В розовой беседке, рядом с фонтаном, на белом металлическом стуле сидела молодая чернокожая женщина, одетая в изящное старинное платье. Рядом с ней стоял вполне современный белый металлический столик с портативным видеофоном.
Под ногами Джейка похрустывали камешки.
– Добрый вечер, – сказал он, подойдя к беседке.

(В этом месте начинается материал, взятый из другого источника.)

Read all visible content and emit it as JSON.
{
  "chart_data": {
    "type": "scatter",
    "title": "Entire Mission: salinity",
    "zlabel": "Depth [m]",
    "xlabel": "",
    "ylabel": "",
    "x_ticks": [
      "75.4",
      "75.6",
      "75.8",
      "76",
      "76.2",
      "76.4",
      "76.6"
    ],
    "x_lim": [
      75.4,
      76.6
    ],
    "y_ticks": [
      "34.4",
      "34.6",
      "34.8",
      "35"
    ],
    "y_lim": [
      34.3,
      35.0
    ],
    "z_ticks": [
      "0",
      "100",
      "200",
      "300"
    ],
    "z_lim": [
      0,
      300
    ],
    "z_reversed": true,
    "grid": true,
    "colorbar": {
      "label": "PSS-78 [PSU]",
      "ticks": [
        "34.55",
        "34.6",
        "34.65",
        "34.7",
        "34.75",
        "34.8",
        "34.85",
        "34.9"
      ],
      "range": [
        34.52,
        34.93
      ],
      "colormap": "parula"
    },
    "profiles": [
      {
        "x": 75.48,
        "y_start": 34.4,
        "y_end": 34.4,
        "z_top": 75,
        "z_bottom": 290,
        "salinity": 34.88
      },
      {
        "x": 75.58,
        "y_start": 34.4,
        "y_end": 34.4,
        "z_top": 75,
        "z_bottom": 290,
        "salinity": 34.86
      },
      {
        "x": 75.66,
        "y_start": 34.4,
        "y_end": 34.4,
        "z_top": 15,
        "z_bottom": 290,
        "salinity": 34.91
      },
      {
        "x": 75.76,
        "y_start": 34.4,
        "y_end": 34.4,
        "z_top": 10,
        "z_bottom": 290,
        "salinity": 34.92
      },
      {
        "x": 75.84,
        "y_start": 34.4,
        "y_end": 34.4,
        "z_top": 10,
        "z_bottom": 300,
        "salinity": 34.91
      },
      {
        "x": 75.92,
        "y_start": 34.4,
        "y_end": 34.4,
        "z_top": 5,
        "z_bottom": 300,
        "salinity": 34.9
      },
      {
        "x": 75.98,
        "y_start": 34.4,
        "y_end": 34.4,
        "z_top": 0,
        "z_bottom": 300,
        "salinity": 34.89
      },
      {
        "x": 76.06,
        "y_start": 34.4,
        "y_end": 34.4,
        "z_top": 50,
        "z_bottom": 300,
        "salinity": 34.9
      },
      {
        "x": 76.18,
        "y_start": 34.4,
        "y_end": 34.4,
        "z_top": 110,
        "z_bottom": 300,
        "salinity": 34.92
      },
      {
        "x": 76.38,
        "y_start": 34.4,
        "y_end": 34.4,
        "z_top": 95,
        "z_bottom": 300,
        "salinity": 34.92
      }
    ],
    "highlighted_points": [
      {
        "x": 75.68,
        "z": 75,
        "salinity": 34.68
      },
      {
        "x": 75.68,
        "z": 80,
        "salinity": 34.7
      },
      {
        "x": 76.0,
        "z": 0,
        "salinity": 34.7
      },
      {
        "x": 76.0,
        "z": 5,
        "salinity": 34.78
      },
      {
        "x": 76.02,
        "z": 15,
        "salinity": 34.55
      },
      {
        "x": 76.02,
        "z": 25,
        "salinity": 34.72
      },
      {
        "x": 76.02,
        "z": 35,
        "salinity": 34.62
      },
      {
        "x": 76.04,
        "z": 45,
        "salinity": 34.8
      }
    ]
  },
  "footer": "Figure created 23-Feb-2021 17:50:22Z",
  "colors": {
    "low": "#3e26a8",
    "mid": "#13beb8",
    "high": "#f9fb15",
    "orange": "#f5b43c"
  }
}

– Добрый вечер, сэр, – ответила негритянка, приветливо улыбаясь. – Меня зовут Онита, и сегодня мне предстоит познакомить вас со всемирно известным заведением «Великая иллюзия». Прежде чем перейти к непосредственному удовлетворению всех ваших сексуальных потребностей, я обязана, в соответствии с французским законодательством, проинформировать вас, что, в то время как лично я – живое, из плоти и крови, человеческое существо, ни одна из проституток, с которыми вы познакомитесь за время своего пребывания здесь, не является настоящей. Некоторые из них – самые современные андроиды, а другие воспроизводятся непосредственно у вас в мозгу с использованием абсолютно законных методов мозгового стимулирования. Хотя мы и настаиваем на кратком, совершенно безболезненном робо-медицинском обследовании каждого из посетителей, однако мы не берем на себя ни юридической, ни моральной ответственности за какие-либо осложнения физического или ментального порядка, могущие возникнуть у вас во время либо после удовлетворения страсти в нашем заведении. Если вы все слышали и полностью поняли, подтвердите, пожалуйста, это, сказав «да».